C'è un articolo del wiki per iniziare e anche un altro articolo che descrive la liberazione di BSD su Linode.


Commenti (9)

  1. Running xBSD on Linode a Reality with pv-grub | HostingFu

    […] Posted on December 24, 2008 – 8:19am I reckon the logo on Linode Wiki needs a change. Via Linode’s latest blog post, it is now possible to roll your own operating system with Linode’s pv-grub support. […]

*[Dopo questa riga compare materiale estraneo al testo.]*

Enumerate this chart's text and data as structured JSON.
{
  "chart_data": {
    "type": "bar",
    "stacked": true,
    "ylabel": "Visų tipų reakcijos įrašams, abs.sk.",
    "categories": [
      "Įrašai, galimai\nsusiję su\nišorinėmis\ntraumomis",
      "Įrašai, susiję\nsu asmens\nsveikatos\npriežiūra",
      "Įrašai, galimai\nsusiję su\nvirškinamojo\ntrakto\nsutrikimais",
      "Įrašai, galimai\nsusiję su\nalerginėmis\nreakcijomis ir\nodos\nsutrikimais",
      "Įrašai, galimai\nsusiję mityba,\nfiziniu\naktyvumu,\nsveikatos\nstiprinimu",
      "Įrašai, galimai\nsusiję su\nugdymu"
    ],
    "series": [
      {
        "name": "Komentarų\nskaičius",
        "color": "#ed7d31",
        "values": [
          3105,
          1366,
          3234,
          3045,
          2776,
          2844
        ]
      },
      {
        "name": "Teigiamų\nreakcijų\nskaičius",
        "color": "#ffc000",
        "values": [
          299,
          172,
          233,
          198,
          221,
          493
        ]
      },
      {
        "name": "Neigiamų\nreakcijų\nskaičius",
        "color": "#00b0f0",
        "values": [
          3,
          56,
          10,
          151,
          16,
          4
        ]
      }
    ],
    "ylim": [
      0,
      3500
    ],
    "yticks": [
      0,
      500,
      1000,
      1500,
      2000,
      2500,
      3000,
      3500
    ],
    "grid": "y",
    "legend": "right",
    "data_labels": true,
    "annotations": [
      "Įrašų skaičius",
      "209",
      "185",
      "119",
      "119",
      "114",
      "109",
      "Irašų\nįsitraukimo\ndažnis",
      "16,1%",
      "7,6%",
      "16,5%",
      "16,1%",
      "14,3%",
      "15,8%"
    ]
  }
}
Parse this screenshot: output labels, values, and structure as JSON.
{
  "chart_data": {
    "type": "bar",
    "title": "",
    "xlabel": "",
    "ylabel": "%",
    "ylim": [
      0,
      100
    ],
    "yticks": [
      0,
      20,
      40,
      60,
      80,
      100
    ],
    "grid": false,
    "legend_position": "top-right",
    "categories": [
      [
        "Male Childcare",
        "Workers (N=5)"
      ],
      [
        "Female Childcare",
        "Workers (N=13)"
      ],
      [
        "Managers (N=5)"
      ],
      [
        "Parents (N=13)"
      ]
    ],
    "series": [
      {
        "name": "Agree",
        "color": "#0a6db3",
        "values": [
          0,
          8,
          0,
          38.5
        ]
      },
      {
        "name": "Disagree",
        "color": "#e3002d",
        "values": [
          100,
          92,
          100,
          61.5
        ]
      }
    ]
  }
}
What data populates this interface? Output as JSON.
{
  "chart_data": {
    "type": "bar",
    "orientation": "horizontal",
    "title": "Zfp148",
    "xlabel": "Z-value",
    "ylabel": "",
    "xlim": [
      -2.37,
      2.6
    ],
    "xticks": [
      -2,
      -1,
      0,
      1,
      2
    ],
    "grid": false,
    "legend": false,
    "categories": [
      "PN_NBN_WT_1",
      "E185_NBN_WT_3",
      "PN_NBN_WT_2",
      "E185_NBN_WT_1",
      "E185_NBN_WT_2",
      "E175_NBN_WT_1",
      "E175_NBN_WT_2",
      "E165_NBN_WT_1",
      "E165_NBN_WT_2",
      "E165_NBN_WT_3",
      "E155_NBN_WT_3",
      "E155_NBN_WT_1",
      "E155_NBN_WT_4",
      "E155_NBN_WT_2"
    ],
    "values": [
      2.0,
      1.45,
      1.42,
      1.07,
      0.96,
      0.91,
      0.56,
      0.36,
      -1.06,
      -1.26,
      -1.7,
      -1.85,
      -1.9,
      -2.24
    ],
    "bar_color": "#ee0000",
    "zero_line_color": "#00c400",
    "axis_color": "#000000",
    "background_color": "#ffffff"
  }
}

  2. Sean’s Mental Walkabout » Blog Archive » Links for December 25th

    […] Linode Blog » Custom kernels with pv-grubThis would be enough to run selinux or app-armor on linode now. […]

  3. Author Photo

    How stable is that? Is it stable enough for a production system?

  4. Christopher Aker

    How stable is pv_grub? pv_grub boots your own kernel, and then it’s done, so it has little to do with stability. I think the question is: how stable the custom kernel that you’ve provided is.

  5. Author Photo

    Well, the reason I’m asking is because I have experienced stability problems with vmware’s CONFIG_VMI kernel option in an otherwise very stable kernel.

  6. Author Photo

    In case anyone else is thinking of going down the same path I tried, the CentOS 5.2 kernel-xen package wasn’t built with all of the options specified on the linked wiki page, so it won’t work with pv-grub without a custom compile (unless I did something wrong).

  7. Author Photo

    That’s great news. I’m going to play around with this a bit.

    I suspect I won’t be able to get it to do what I ultimately want: boot an OpenSolaris (2008.11) instance. I’ve been able to get OpenSolaris running well on XenServer, but I can’t use pv_grub. The root filesystem is ZFS, so the script can’t reach in and pull out the menu.lst file unless it knows how to deal with that FS.

    In my experience, I have to use the PV-args and PV-kernel parameters in XenServer to make it work (see my website for details). If there’s a way that you can expose those configuration items, that would be awesome.

  8. Author Photo

    I recently switched to Linode because of this. I’ve been running Gentoo with my own custom kernel for a few days now and it’s working great. This feature is awesome.

  9. Author Photo

    I’m in the process of switching from slicehost because of this.